トロント国際映画祭「寝ても覚めても(英題:Asako I&II)」濱口竜介監督 北米プレミア観客Q&Aダイジェスト


 「今回初めてのTIFFとなる濱口監督は、「ハッピーアワー」という映画で、数々の国際映画祭で受賞した、いま注目の監督です。」と紹介を受け登壇した濱口監督。上映後、拍手が鳴り止まない中で始まった監督へのQ&Aを特別レポート。ネタバレもあるので、映画を観てから読んでください!

「Asako I & II」は、朝子の第一幕と第二幕

Q 「Asako I & II」という英語タイトルについて考えを教えてください。

A. このタイトルは映画の制作会社が付けたものですが、朝子の第一幕、第二幕というニュアンスのタイトルなのだそうです。彼女の変化という意味が込められており、私自身も実際に彼女の表情が映画を通して変わっていくのを感じていたので、そのようなニュアンスのタイトルであれば、それは間違っていないなと思いました。

Q 最後のシーンについて、亮平は「(朝子のことを)一生信じない」と言ったにも関わらず、側にいることを許したのはなぜなのでしょうか?

A. 亮平がなぜ受け入れるのかという理由は非常にシンプルで、朝子のことが好きだからです。セリフは私が書いているのですが、自分で書きながら驚くような気持ちがしたのは、「一生」という言葉を使ったことですね。字幕では“Ever after”と訳されていたと思います。亮平は朝子に対して怒っているにも関わらず、一生を誓っているわけです。亮平は非常に優しい男であるなと思いながら、セリフを書きました。

Q 音沙汰がなかったにも関わらず、途中から、突然現れ始めたバクについて教えてください。
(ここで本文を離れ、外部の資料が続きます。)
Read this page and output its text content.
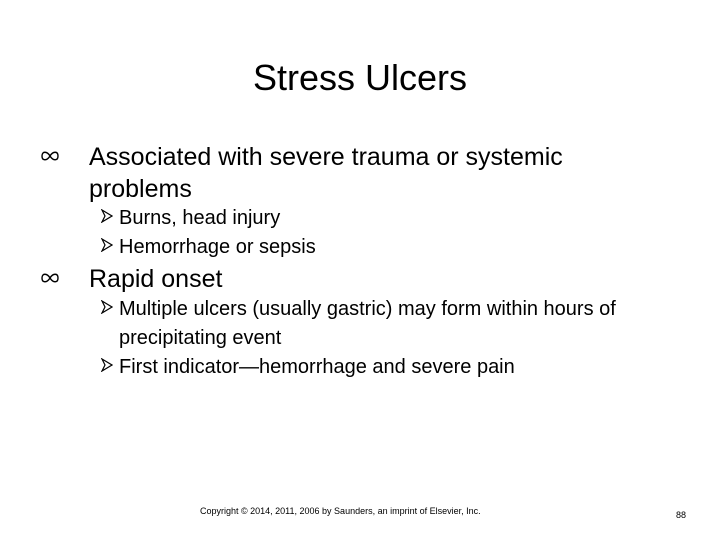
Stress Ulcers
Associated with severe trauma or systemic problems
Burns, head injury
Hemorrhage or sepsis
Rapid onset
Multiple ulcers (usually gastric) may form within hours of precipitating event
First indicator—hemorrhage and severe pain
Copyright © 2014, 2011, 2006 by Saunders, an imprint of Elsevier, Inc.	88
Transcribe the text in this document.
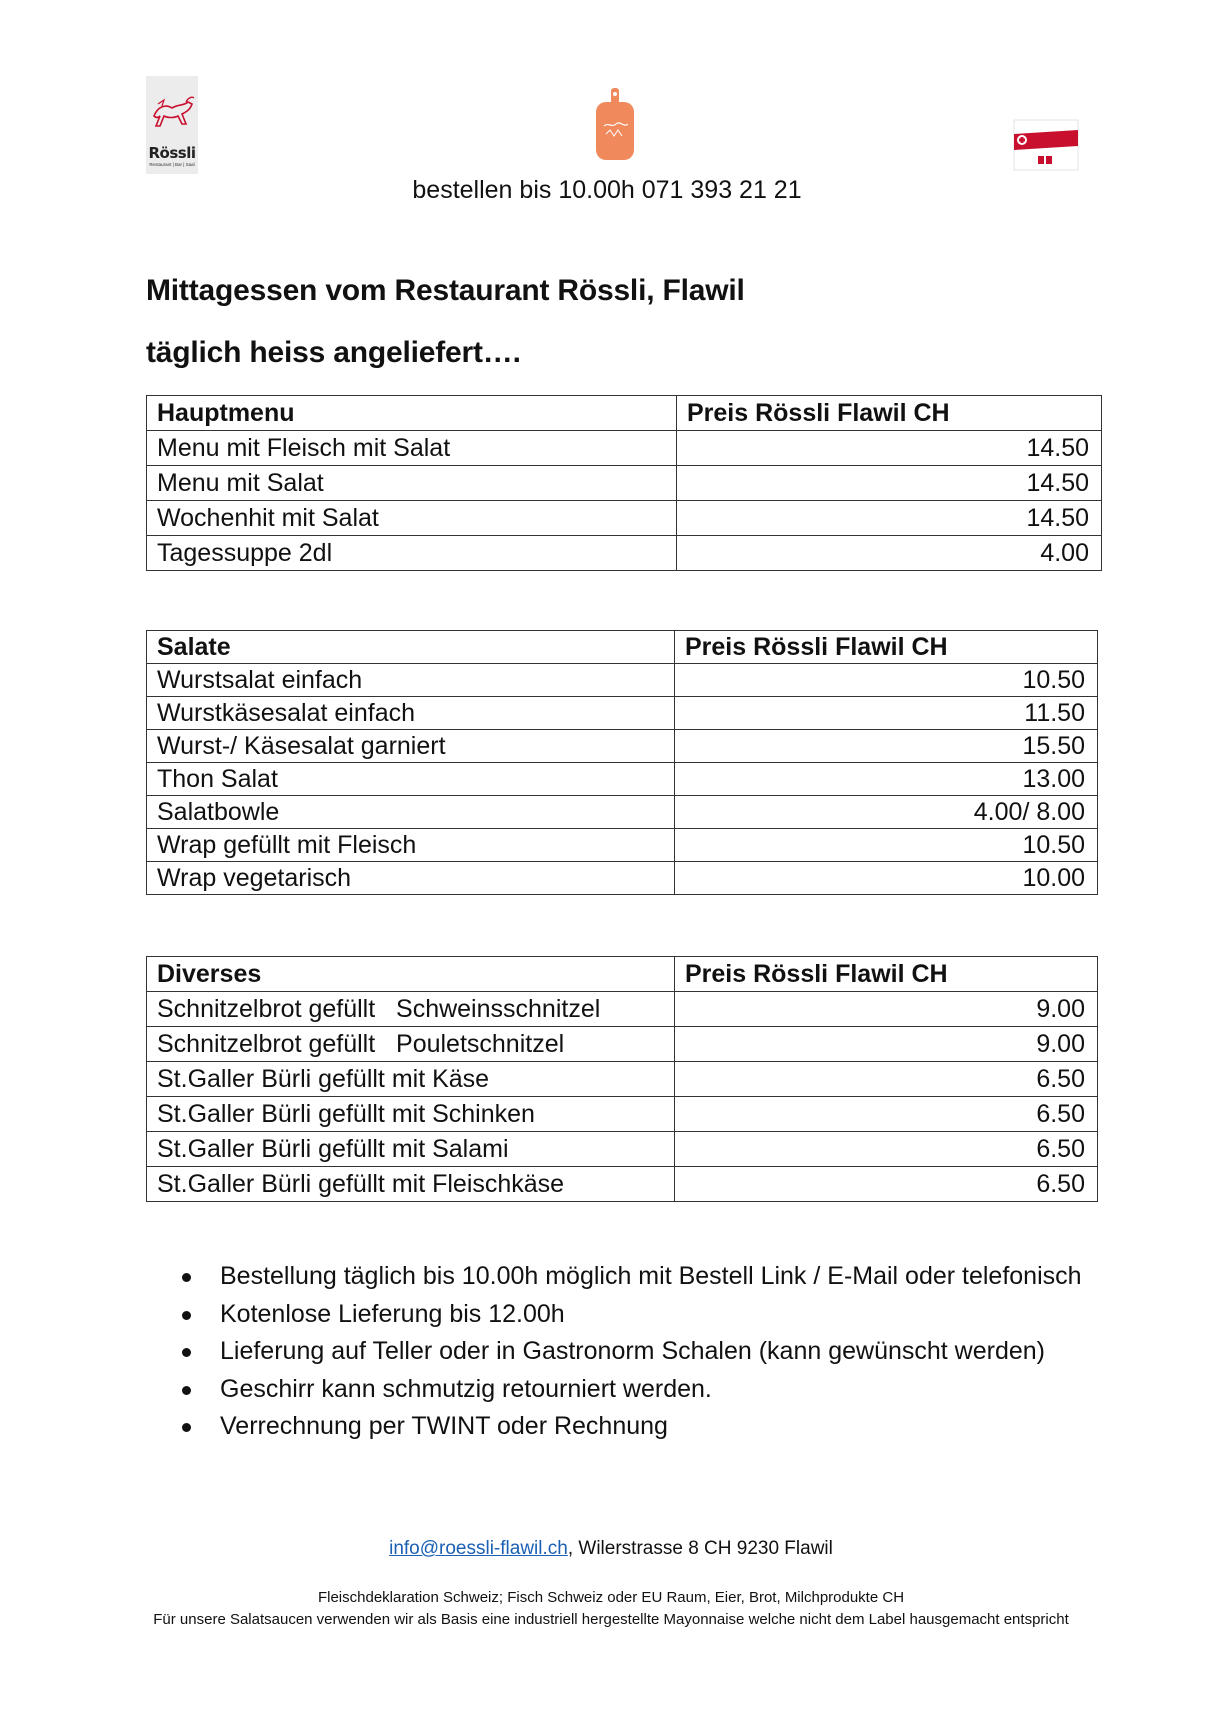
Rössli
Restaurant | Bar | Saal
bestellen bis 10.00h 071 393 21 21
Mittagessen vom Restaurant Rössli, Flawil
täglich heiss angeliefert….
Hauptmenu	Preis Rössli Flawil CH
Menu mit Fleisch mit Salat	14.50
Menu mit Salat	14.50
Wochenhit mit Salat	14.50
Tagessuppe 2dl	4.00
Salate	Preis Rössli Flawil CH
Wurstsalat einfach	10.50
Wurstkäsesalat einfach	11.50
Wurst-/ Käsesalat garniert	15.50
Thon Salat	13.00
Salatbowle	4.00/ 8.00
Wrap gefüllt mit Fleisch	10.50
Wrap vegetarisch	10.00
Diverses	Preis Rössli Flawil CH
Schnitzelbrot gefüllt   Schweinsschnitzel	9.00
Schnitzelbrot gefüllt   Pouletschnitzel	9.00
St.Galler Bürli gefüllt mit Käse	6.50
St.Galler Bürli gefüllt mit Schinken	6.50
St.Galler Bürli gefüllt mit Salami	6.50
St.Galler Bürli gefüllt mit Fleischkäse	6.50
Bestellung täglich bis 10.00h möglich mit Bestell Link / E-Mail oder telefonisch
Kotenlose Lieferung bis 12.00h
Lieferung auf Teller oder in Gastronorm Schalen (kann gewünscht werden)
Geschirr kann schmutzig retourniert werden.
Verrechnung per TWINT oder Rechnung
info@roessli-flawil.ch, Wilerstrasse 8 CH 9230 Flawil
Fleischdeklaration Schweiz; Fisch Schweiz oder EU Raum, Eier, Brot, Milchprodukte CH
Für unsere Salatsaucen verwenden wir als Basis eine industriell hergestellte Mayonnaise welche nicht dem Label hausgemacht entspricht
A. この映画は、何かが突然起きるということを表した映画なんです。基本的にはどこの社会でも変わりがなく、昨日も今日も明日も同じような日々を送るはずという、何の根拠もないけれど、そういう確信によって日常は支えられていると思います。これは、そんな日常が突然、破壊されるという話です。

裏設定では、麦は宇宙人

Q 麦の父親は農家で、農業に関係する名前を子供に名付けた(麦と米)という少し変わった性格の持ち主でしたが、麦の家族について、監督はどのようにお考えでしょうか?

A. 原作者である柴崎友香さんによると、裏設定では、麦は宇宙人であり、感情を学びに地球に来ていて、その学んでいる途中なのだと、そういう設定のようです。そのことを聞いたときに、すごく腑に落ちました。ただ、私自身がそう思って演出していたわけではないので、麦がこの映画の中で宇宙人だということではありません。
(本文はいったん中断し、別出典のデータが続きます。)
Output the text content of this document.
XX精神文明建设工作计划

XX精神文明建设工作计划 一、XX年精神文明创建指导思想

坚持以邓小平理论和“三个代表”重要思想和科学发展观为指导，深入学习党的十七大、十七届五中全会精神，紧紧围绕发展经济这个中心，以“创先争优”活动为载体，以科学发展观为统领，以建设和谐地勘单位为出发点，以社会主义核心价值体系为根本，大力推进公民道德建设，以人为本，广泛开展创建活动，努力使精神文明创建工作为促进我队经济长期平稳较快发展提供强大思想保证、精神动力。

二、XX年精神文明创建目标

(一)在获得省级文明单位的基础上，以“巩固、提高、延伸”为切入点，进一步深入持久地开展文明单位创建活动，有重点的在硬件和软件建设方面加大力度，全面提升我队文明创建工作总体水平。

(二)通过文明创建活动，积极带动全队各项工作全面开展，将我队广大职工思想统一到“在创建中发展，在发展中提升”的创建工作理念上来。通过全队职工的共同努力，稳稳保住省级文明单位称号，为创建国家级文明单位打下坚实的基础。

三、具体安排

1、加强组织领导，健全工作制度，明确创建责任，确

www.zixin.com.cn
 麦は何の根拠もなく行動できる人間であり、それが予想もしていなかったようなことを巻き起こす要素になっています。彼がいるから物語が展開するし、日常的な物語から飛躍するようにできているという点で、非常に重要な性格だと私は思っています。

Q 映画化する上で大きなチャレンジや変更点はありましたか?

A. 物語の上で一つ、映像の上で一つあります。物語の上では、震災についてです。原作は2010年に書かれた小説なので、2011年に発生した東日本大震災のことは書かれておりません。ただ、社会的な流れは書かれている小説だったので、その精神を受け継ぐようなつもりで震災は登場させました。

 映像の上での大きな変更点というのは、麦と亮平が出くわすシーンです。小説の中で麦と亮平が出会うことはありません。なので、麦と亮平が居合せ、そして麦と朝子が一緒に逃げるというのはこの映画の中の創作です。ただ、全く同じ顔であることを映像で示せる映画では、そのワンショットは必要だと思ったため取り入れました。